Niels Jonassen is a fine writer from Denmark, the author of a marvelous book titled “Lancia Aurelia in Detail: GT, Spider, Convertible & Saloon“, published by Herridge & Sons, Ltd.
Niels read my post on the death of Gianni Lancia and shared this on the story of Gianni’s supposed Communist ties: “Before I wrote my book on the Lancia Aurelia I asked members of the Lancia family about Gianni’s alleged membership (in) the Communist Party. I was told he had not been a member of the Party but he had been a member of the ‘Committee for the Liberation of Italy’, an antifascist organization of which the Communists were members. In the days of McCarthyism that was enough to make him persona non grata to the US government.”

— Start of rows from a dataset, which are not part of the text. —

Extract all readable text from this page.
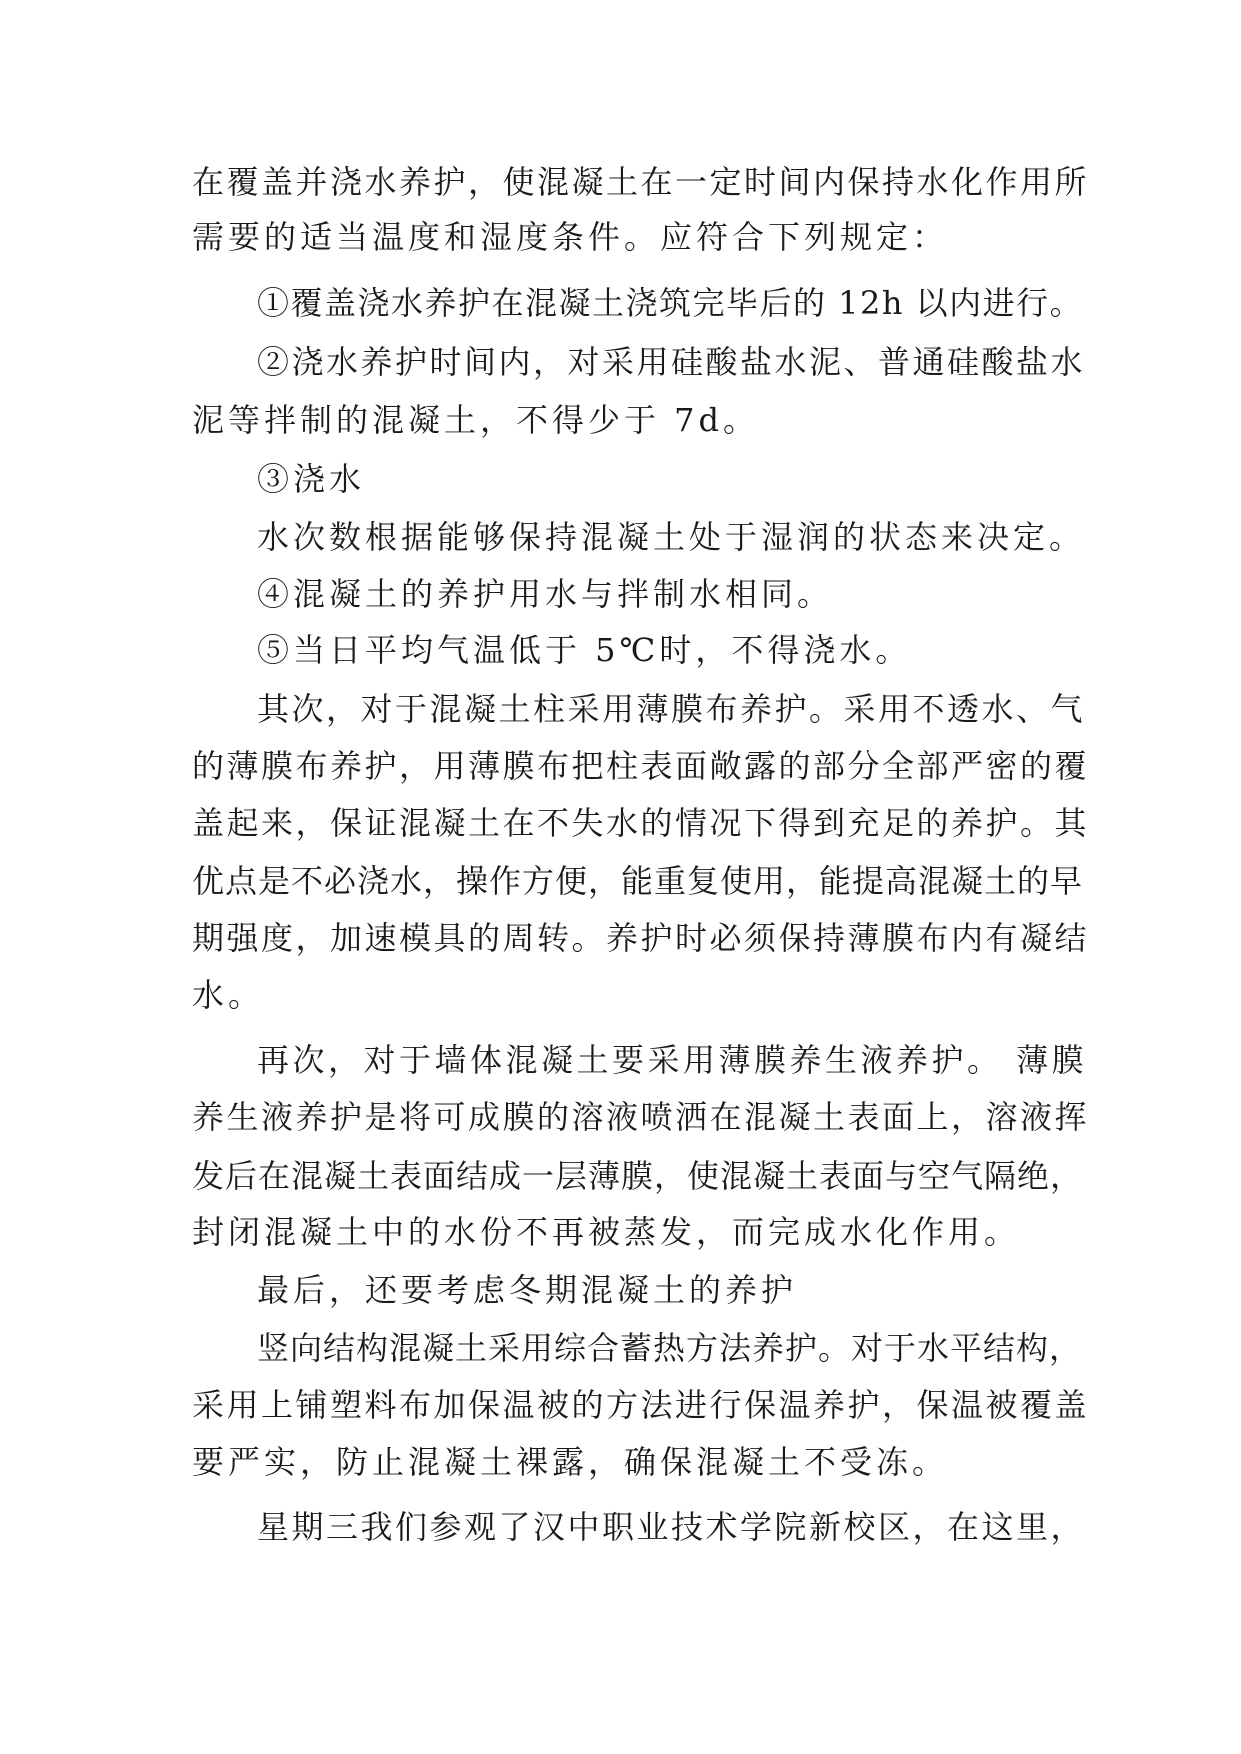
在覆盖并浇水养护，使混凝土在一定时间内保持水化作用所
需要的适当温度和湿度条件。应符合下列规定：
①覆盖浇水养护在混凝土浇筑完毕后的 12h 以内进行。
②浇水养护时间内，对采用硅酸盐水泥、普通硅酸盐水
泥等拌制的混凝土，不得少于 7d。
③浇水
水次数根据能够保持混凝土处于湿润的状态来决定。
④混凝土的养护用水与拌制水相同。
⑤当日平均气温低于 5℃时，不得浇水。
其次，对于混凝土柱采用薄膜布养护。采用不透水、气
的薄膜布养护，用薄膜布把柱表面敞露的部分全部严密的覆
盖起来，保证混凝土在不失水的情况下得到充足的养护。其
优点是不必浇水，操作方便，能重复使用，能提高混凝土的早
期强度，加速模具的周转。养护时必须保持薄膜布内有凝结
水。
再次，对于墙体混凝土要采用薄膜养生液养护。 薄膜
养生液养护是将可成膜的溶液喷洒在混凝土表面上，溶液挥
发后在混凝土表面结成一层薄膜，使混凝土表面与空气隔绝，
封闭混凝土中的水份不再被蒸发，而完成水化作用。
最后，还要考虑冬期混凝土的养护
竖向结构混凝土采用综合蓄热方法养护。对于水平结构，
采用上铺塑料布加保温被的方法进行保温养护，保温被覆盖
要严实，防止混凝土裸露，确保混凝土不受冻。
星期三我们参观了汉中职业技术学院新校区，在这里，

The ‘Comitato di Liberazione Nazionale’ organized partisan fighters into brigades by party affiliation. Of the six brigades of the CLN, the largest was that of the Partito Comunista Italiana (PCI), ten times the size of the smallest, that of the Democrazia Cristiana (DC). It is perhaps this that drew the attention of the eagle eyes of the Communist hunters. There was also a good deal of internal politics involved as the Marshall Plan funds were administered in concert between a US representative and a local government official and most post-war governments were run by the DC, or Christian Democrats…
The CLN was disbanded in 1947. At the same time, and as Marshall Plan funds began to be allocated in Italy, the decision was made to utilize the system established by the fascist government of ‘Autonomous Public Boards’, led by the Bank of Italy and Istituto per la Ricostruzione Industriale, or IRI who drew up outline plans for how Marshall Plan funds might be used in Italy.
While this group was not directly involved in the actual distribution of funds, the fact was that the automotive sector- Fiat, Lancia, Alfa Romeo, Innocenti, Piaggio- was to be a key component of the post-war industrial development. Of course as it happens, Alfa Romeo was owned by the state-run IRI since its establishment in 1933 and 12 years before that through the ‘Consorzio per Sovvenzioni sui Valori Industriali’. Anyone who thinks government bailouts of automakers is a recent phenomenon is quite wrong…
Alfa had also on its books a business plan to expand production dramatically through moving into direct competition with Lancia. It opens the possibility that this might also have had an influence on where the funds were and were not directed. One wonders.
That the threat was made to cut or eliminate altogether Marshall Plan funding if the Italian Communist Party were to win the 1948 elections made any Communist connection, no matter how distant, well meaning or apolitical, a great liability. The overwhelming victory of the Christian Democrats in 1948 decided the factor and may indeed have been a contributing part of Lancia’s lack of funding.
A fascinating time in history, with issues far from black and white and repercussions far more widespread and perhaps even more important than what happened when a headstrong and imaginative heir decided to make his mark in the world of racing, to prove he was at least the man his legendary father had been.